Buku “tata bahasa STA” (1949) sampai tahun 1981 (selama 32 tahun) telah mengalami cetak ulang ke-43 (jilid 1) dan cetak ulang ke-30 (jilid 2). Sementara itu, buku “tata bahasa Gorys Keraf” yang terbit tahun 1970, sampai dengan tahun 1984 (selama 14 tahun) telah mengalami cetak ulang ke-10, dan sampai beliau meninggal dunia pada 30 Agustus 1997 (selama 27 tahun) telah mengalami cetak ulang ke-15, yang tentu saja dalam jumlah oplah (tiras) yang sangat besar.

Jumlah buku Tatabahasa Indonesia Gorys Keraf yang beredar di masyarakat tentu saja jauh melampaui jumlah yang terdata, karena sebagian besar buku ini dijual ilegal di pasaran bebas. Ikatan Penerbit Indonesia (Ikapi) pada tahun 1988 pernah mensinyalir, buku paling banyak dibajak dan dijual secara ilegal di pasaran bebas di Indonesia adalah Tatabahasa Indonesia Gorys Keraf.

Keperkasaan buku tata bahasa Gorys Keraf sampai tahun 1990. Pamor buku ini mulai meredup tatkala Pusat Pembinaan dan Pengembangan Bahasa, Departemen Pendidikan Nasional menerbitkan buku babon berjudul Tata Bahasa Baku Bahasa Indonesia (1988).
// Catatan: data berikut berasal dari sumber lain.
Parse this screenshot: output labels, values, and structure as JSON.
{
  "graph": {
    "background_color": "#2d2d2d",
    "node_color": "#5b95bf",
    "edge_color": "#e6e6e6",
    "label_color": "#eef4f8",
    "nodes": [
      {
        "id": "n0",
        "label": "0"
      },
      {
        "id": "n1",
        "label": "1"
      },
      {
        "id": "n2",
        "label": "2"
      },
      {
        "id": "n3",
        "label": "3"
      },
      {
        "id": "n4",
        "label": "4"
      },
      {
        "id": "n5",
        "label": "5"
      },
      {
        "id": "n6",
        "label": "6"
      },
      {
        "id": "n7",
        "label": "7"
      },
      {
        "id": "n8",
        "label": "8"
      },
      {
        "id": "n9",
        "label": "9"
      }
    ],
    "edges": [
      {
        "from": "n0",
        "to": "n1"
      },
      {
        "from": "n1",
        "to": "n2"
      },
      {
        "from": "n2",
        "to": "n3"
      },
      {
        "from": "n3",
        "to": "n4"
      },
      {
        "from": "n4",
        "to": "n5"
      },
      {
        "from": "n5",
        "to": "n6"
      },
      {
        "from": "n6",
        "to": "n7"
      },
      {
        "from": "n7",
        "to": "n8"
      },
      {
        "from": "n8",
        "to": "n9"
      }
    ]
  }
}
Sejak tahun 1990 sampai dengan tahun 2022, tidak ada lagi buku tata bahasa Indonesia yang pengaruhnya sebesar buku tata bahasa STA dan buku tata bahasa Gorys Keraf.  

Bidang Pedoman Penulisan Karya Ilmiah

Dalam bidang pedoman penulisan karya ilmiah, Gorys Keraf berjasa besar. Dia adalah pendekaranya. Beliau menerbitkan buku utama berkaitan dengan pedoman penulisan karya ilmiah berjudul Komposisi (1971). Setelah buku pertama Tatabahasa Indonesia (1970) melambungkan nama Gorys di seluruh pelosok Tanah Air, buku kedua Komposisi (1971) yang juga diterbitkan Penerbit Nusa Indah, Ende, Flores, ikut melambungkan lagi namanya di seantero negeri.

Buku dengan tebal 347 halaman ini terdiri atas 14 bab dengan beberapa sub-bab. Uraian buku ini padat dan disertai dengan contoh jelas. Tidak gampang memang memahami isi buku ini karena harus disertai dengan keterampilan menulis karya ilmiah, seperti menulis artikel ilmiah, makalah imiah, proposal penelitian, laporan hasil penelitian, skripsi, tesis, disertasi, dan buku ilmiah.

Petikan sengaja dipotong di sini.